Finally... I put this line in gradle.properties:
org.gradle.java.home=D:\\apps\\Java\\jdk1.8.0_191
When I then changed "C:\Program Files\JavaXXX\" back to "C:\Program Files\Java\", finally the thing built properly. And finally java.home
was printed out as "D:\apps\Java\jdk1.8.0_191". But when I again renamed to "C:\Program Files\JavaXXX\" the "could not open" error returned. In other words, even if you can configure java.home
in Gradle, Gradle itself appears to be reliant on a version of Java that you don't want it to use, and which is not the version for which the OS is configured!
How on earth does the Gradle application find the JRE it is going to use to do its business? Surely there must be a way to get it to use another one?
later
I also tried adding some ECHO
statements to the gradle
startup script... in which there is a specific section devoted to determining the JVM to use.
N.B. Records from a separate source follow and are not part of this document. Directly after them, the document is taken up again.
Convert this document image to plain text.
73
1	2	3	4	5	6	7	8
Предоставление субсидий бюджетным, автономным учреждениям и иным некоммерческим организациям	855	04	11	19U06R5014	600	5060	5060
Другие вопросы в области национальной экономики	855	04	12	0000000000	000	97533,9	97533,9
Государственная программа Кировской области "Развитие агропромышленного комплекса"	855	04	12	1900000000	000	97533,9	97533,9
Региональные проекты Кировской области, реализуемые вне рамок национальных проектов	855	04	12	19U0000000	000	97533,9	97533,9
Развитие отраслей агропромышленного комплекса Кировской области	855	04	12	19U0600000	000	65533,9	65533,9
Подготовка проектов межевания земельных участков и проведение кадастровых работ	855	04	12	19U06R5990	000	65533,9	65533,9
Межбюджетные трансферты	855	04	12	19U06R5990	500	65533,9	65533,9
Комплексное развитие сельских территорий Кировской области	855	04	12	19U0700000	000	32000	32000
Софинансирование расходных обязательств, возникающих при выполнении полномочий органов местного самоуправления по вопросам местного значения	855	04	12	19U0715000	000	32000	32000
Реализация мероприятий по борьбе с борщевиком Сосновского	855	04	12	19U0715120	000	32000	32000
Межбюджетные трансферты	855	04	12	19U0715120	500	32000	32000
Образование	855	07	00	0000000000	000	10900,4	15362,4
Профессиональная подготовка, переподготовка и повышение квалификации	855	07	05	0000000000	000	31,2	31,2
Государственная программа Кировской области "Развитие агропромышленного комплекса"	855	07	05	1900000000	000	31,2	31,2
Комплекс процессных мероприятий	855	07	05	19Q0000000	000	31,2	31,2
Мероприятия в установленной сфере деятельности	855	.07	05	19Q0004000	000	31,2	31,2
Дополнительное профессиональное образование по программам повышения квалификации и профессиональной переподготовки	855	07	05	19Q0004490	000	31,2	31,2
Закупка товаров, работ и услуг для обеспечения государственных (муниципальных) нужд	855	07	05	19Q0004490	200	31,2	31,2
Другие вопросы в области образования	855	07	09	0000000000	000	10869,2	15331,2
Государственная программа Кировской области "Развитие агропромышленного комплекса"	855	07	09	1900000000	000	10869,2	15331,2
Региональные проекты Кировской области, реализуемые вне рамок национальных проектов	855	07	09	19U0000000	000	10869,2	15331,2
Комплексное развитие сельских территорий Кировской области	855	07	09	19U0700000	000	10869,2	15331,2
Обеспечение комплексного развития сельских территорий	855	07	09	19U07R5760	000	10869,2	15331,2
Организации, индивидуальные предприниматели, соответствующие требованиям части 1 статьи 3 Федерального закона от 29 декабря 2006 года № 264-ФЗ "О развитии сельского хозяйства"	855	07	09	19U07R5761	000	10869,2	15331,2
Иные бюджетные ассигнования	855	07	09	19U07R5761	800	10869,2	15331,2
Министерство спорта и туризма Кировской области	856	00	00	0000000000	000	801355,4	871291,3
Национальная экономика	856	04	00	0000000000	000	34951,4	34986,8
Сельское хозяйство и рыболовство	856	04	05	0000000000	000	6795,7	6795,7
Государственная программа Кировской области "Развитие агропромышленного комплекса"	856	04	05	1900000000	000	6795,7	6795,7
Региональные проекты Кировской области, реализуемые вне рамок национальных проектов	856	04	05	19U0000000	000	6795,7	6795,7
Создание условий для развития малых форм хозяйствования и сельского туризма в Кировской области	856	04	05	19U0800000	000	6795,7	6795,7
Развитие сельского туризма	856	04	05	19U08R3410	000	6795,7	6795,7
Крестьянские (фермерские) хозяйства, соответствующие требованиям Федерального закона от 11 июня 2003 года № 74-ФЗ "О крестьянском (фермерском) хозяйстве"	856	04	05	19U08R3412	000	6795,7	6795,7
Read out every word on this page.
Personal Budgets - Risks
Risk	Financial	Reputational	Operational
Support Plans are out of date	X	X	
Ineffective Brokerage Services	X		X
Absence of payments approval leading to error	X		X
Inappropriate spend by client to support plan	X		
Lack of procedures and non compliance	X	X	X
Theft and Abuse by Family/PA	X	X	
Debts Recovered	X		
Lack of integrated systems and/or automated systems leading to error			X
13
These experiments showed clearly that this script is correctly using the desired JDK (under D:). Nor can it be a Cygwin-related problem, as other Cygwin commands work fine when Java\ is renamed to Java_XXX. I also examined the registry: no clues found.
By going "gradle" at the Cygwin command prompt, something somewhere in the works insists on using a baked-in JRE location, even before the gradle
startup script is run...
I was able to resolve this by upgrading my system's Java and Gradle. I changed to Java 9 (although apparently we're on Java 11 at the time of writing). I also changed to Gradle 5.2.1 (from 3.5). I think I concluded that Gradle 3.5 was incompatible with Java 9...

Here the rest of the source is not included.